If the platform / OS thinks the entropy it had was expended, then it cannot offer you this. But honestly, it uses true sources of randomness, from actual randomness hardware in your CPU to timing of disk access, to modify the internal state of a PRNG. That’s all there is to it – to someone external, the bits you get are still unpredictable.
So, the answer is this:
- you use
random_devicebecause you need actually random seeds. There’s no algorithmic shortcut to randomness – the word "algorithm" already says that it’s deterministic. And software, universally, is deterministic, unless it gets random data externally. So, all you can do is ask the operating system, which actually deals with any source of randomness there is in your system. And that’s already exactly whatrandom_devicedoes. - So, no, you cannot use something else but actual external entropy, which is exactly what you get most efficiently from
random_device(unless you buy an expensive dedicated random generator card and write a driver for it). - As the OS uses the random external source to change the internal state of a PRNG, it can produce more random things securely than random events happen – but it needs to keep track of how much bits got taken out of the PRNG, so that it never becomes possible for an attacker to reconstruct prior state with a high probability of being right. Thus, it slows down your consumption of randomness when there’s not enough external randomness to modify the internal state.

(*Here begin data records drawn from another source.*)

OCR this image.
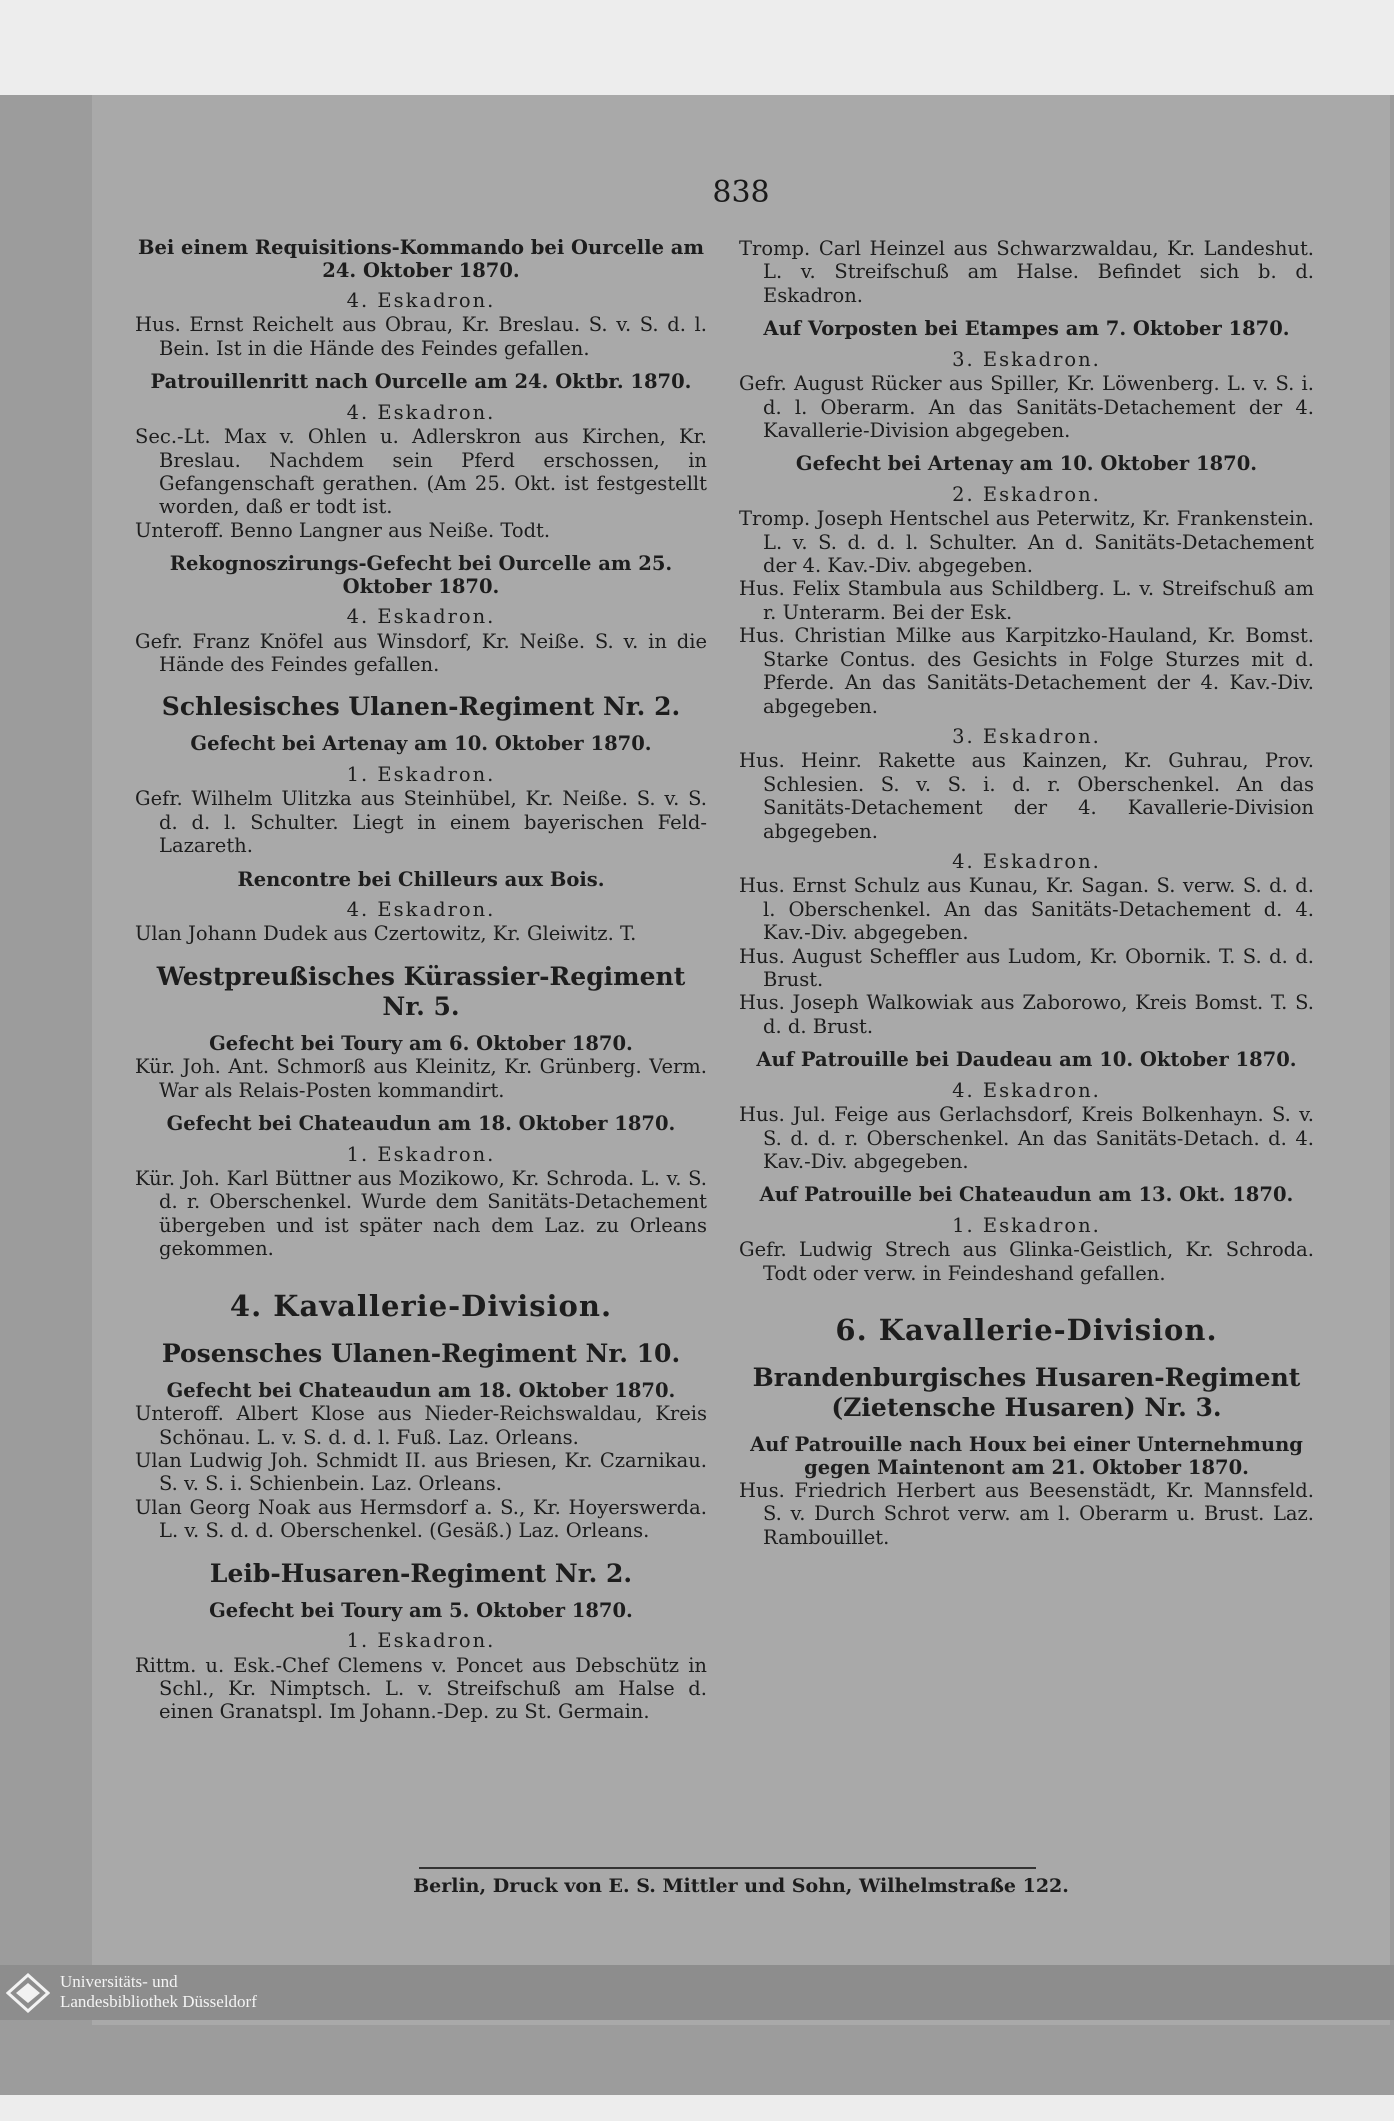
838
Bei einem Requisitions-Kommando bei Ourcelle am 24. Oktober 1870.
4. Eskadron.
Hus. Ernst Reichelt aus Obrau, Kr. Breslau. S. v. S. d. l. Bein. Ist in die Hände des Feindes gefallen.
Patrouillenritt nach Ourcelle am 24. Oktbr. 1870.
4. Eskadron.
Sec.-Lt. Max v. Ohlen u. Adlerskron aus Kirchen, Kr. Breslau. Nachdem sein Pferd erschossen, in Gefangenschaft gerathen. (Am 25. Okt. ist festgestellt worden, daß er todt ist.
Unteroff. Benno Langner aus Neiße. Todt.
Rekognoszirungs-Gefecht bei Ourcelle am 25. Oktober 1870.
4. Eskadron.
Gefr. Franz Knöfel aus Winsdorf, Kr. Neiße. S. v. in die Hände des Feindes gefallen.
Schlesisches Ulanen-Regiment Nr. 2.
Gefecht bei Artenay am 10. Oktober 1870.
1. Eskadron.
Gefr. Wilhelm Ulitzka aus Steinhübel, Kr. Neiße. S. v. S. d. d. l. Schulter. Liegt in einem bayerischen Feld-Lazareth.
Rencontre bei Chilleurs aux Bois.
4. Eskadron.
Ulan Johann Dudek aus Czertowitz, Kr. Gleiwitz. T.
Westpreußisches Kürassier-Regiment Nr. 5.
Gefecht bei Toury am 6. Oktober 1870.
Kür. Joh. Ant. Schmorß aus Kleinitz, Kr. Grünberg. Verm. War als Relais-Posten kommandirt.
Gefecht bei Chateaudun am 18. Oktober 1870.
1. Eskadron.
Kür. Joh. Karl Büttner aus Mozikowo, Kr. Schroda. L. v. S. d. r. Oberschenkel. Wurde dem Sanitäts-Detachement übergeben und ist später nach dem Laz. zu Orleans gekommen.
4. Kavallerie-Division.
Posensches Ulanen-Regiment Nr. 10.
Gefecht bei Chateaudun am 18. Oktober 1870.
Unteroff. Albert Klose aus Nieder-Reichswaldau, Kreis Schönau. L. v. S. d. d. l. Fuß. Laz. Orleans.
Ulan Ludwig Joh. Schmidt II. aus Briesen, Kr. Czarnikau. S. v. S. i. Schienbein. Laz. Orleans.
Ulan Georg Noak aus Hermsdorf a. S., Kr. Hoyerswerda. L. v. S. d. d. Oberschenkel. (Gesäß.) Laz. Orleans.
Leib-Husaren-Regiment Nr. 2.
Gefecht bei Toury am 5. Oktober 1870.
1. Eskadron.
Rittm. u. Esk.-Chef Clemens v. Poncet aus Debschütz in Schl., Kr. Nimptsch. L. v. Streifschuß am Halse d. einen Granatspl. Im Johann.-Dep. zu St. Germain.
Tromp. Carl Heinzel aus Schwarzwaldau, Kr. Landeshut. L. v. Streifschuß am Halse. Befindet sich b. d. Eskadron.
Auf Vorposten bei Etampes am 7. Oktober 1870.
3. Eskadron.
Gefr. August Rücker aus Spiller, Kr. Löwenberg. L. v. S. i. d. l. Oberarm. An das Sanitäts-Detachement der 4. Kavallerie-Division abgegeben.
Gefecht bei Artenay am 10. Oktober 1870.
2. Eskadron.
Tromp. Joseph Hentschel aus Peterwitz, Kr. Frankenstein. L. v. S. d. d. l. Schulter. An d. Sanitäts-Detachement der 4. Kav.-Div. abgegeben.
Hus. Felix Stambula aus Schildberg. L. v. Streifschuß am r. Unterarm. Bei der Esk.
Hus. Christian Milke aus Karpitzko-Hauland, Kr. Bomst. Starke Contus. des Gesichts in Folge Sturzes mit d. Pferde. An das Sanitäts-Detachement der 4. Kav.-Div. abgegeben.
3. Eskadron.
Hus. Heinr. Rakette aus Kainzen, Kr. Guhrau, Prov. Schlesien. S. v. S. i. d. r. Oberschenkel. An das Sanitäts-Detachement der 4. Kavallerie-Division abgegeben.
4. Eskadron.
Hus. Ernst Schulz aus Kunau, Kr. Sagan. S. verw. S. d. d. l. Oberschenkel. An das Sanitäts-Detachement d. 4. Kav.-Div. abgegeben.
Hus. August Scheffler aus Ludom, Kr. Obornik. T. S. d. d. Brust.
Hus. Joseph Walkowiak aus Zaborowo, Kreis Bomst. T. S. d. d. Brust.
Auf Patrouille bei Daudeau am 10. Oktober 1870.
4. Eskadron.
Hus. Jul. Feige aus Gerlachsdorf, Kreis Bolkenhayn. S. v. S. d. d. r. Oberschenkel. An das Sanitäts-Detach. d. 4. Kav.-Div. abgegeben.
Auf Patrouille bei Chateaudun am 13. Okt. 1870.
1. Eskadron.
Gefr. Ludwig Strech aus Glinka-Geistlich, Kr. Schroda. Todt oder verw. in Feindeshand gefallen.
6. Kavallerie-Division.
Brandenburgisches Husaren-Regiment (Zietensche Husaren) Nr. 3.
Auf Patrouille nach Houx bei einer Unternehmung gegen Maintenont am 21. Oktober 1870.
Hus. Friedrich Herbert aus Beesenstädt, Kr. Mannsfeld. S. v. Durch Schrot verw. am l. Oberarm u. Brust. Laz. Rambouillet.
Berlin, Druck von E. S. Mittler und Sohn, Wilhelmstraße 122.
Universitäts- und
Landesbibliothek Düsseldorf
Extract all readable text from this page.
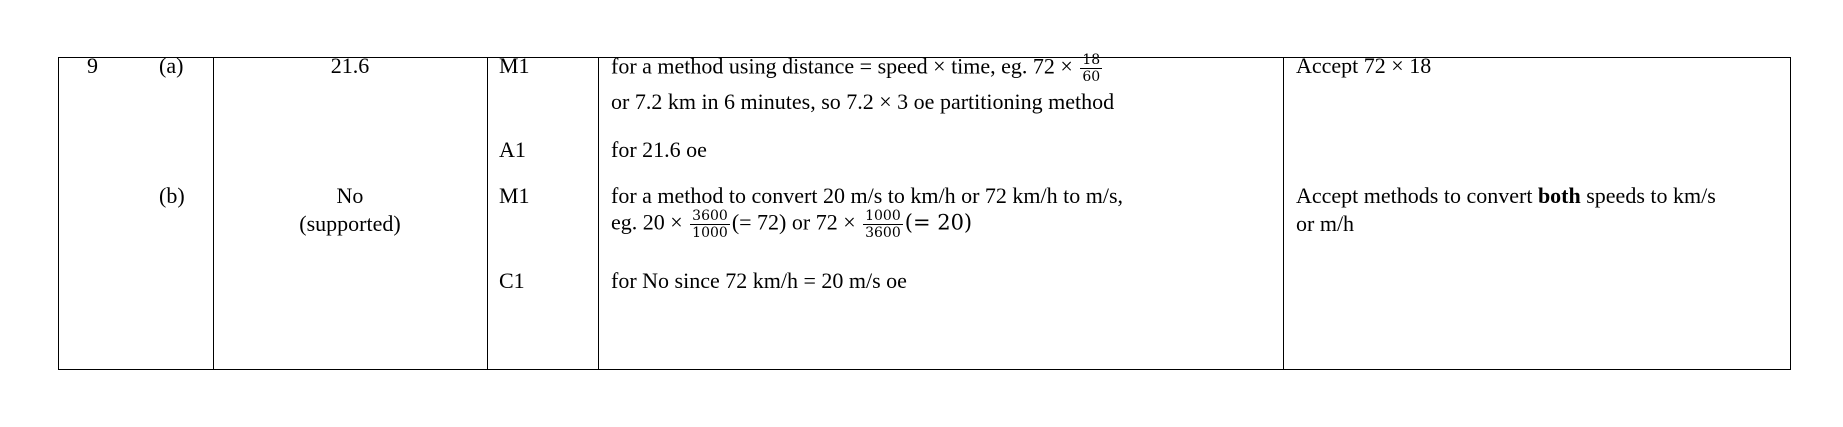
9	(a)
(b)
21.6
No
(supported)
M1
A1
M1
C1
for a method using distance = speed × time, eg. $72 \times \frac{18}{60}$
or 7.2 km in 6 minutes, so 7.2 × 3 oe partitioning method
for 21.6 oe
for a method to convert 20 m/s to km/h or 72 km/h to m/s,
eg. $20 \times \frac{3600}{1000}$ (= 72) or $72 \times \frac{1000}{3600}$ (= 20)
for No since 72 km/h = 20 m/s oe
Accept 72 × 18
Accept methods to convert both speeds to km/s
or m/h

- Thus, 10⁶ calls to generate a seed in a short time sound like you’re doing something wrong; twice as much if these are used to feed a Mersenne twister, an algorithm that is overly complex and slow, but not cryptographically secure. You’re not using this much actual randomness, ever! Don’t reseed, continue to use your seeded PRNG, unless you need cryptographically safety that these seeds are independent.
And that’s exactly the thing: if you’re in a situation where you need to generate 10⁶ independent cryptographically secure keys in less than a few seconds, you’re a bit special. Are you working for someone who does CDNs, where a single operating system would serve millions of new TLS connections per second? If not, reduce your usage of random_device to what it’s actually useful for.
If you want to understand more about the way true randomness ends up in your program, I recommend reading this answer. In short, if you’re actually in need of more random bytes per second than the default random_device offers, try constructing it with "/dev/urandom" as a ctor parameter. It’s still going to be secure, for any assumable definition of what that means in the context in which you’re asking this (which means I assume you’re not writing a cryptographic library for extremely high throughput of key generation).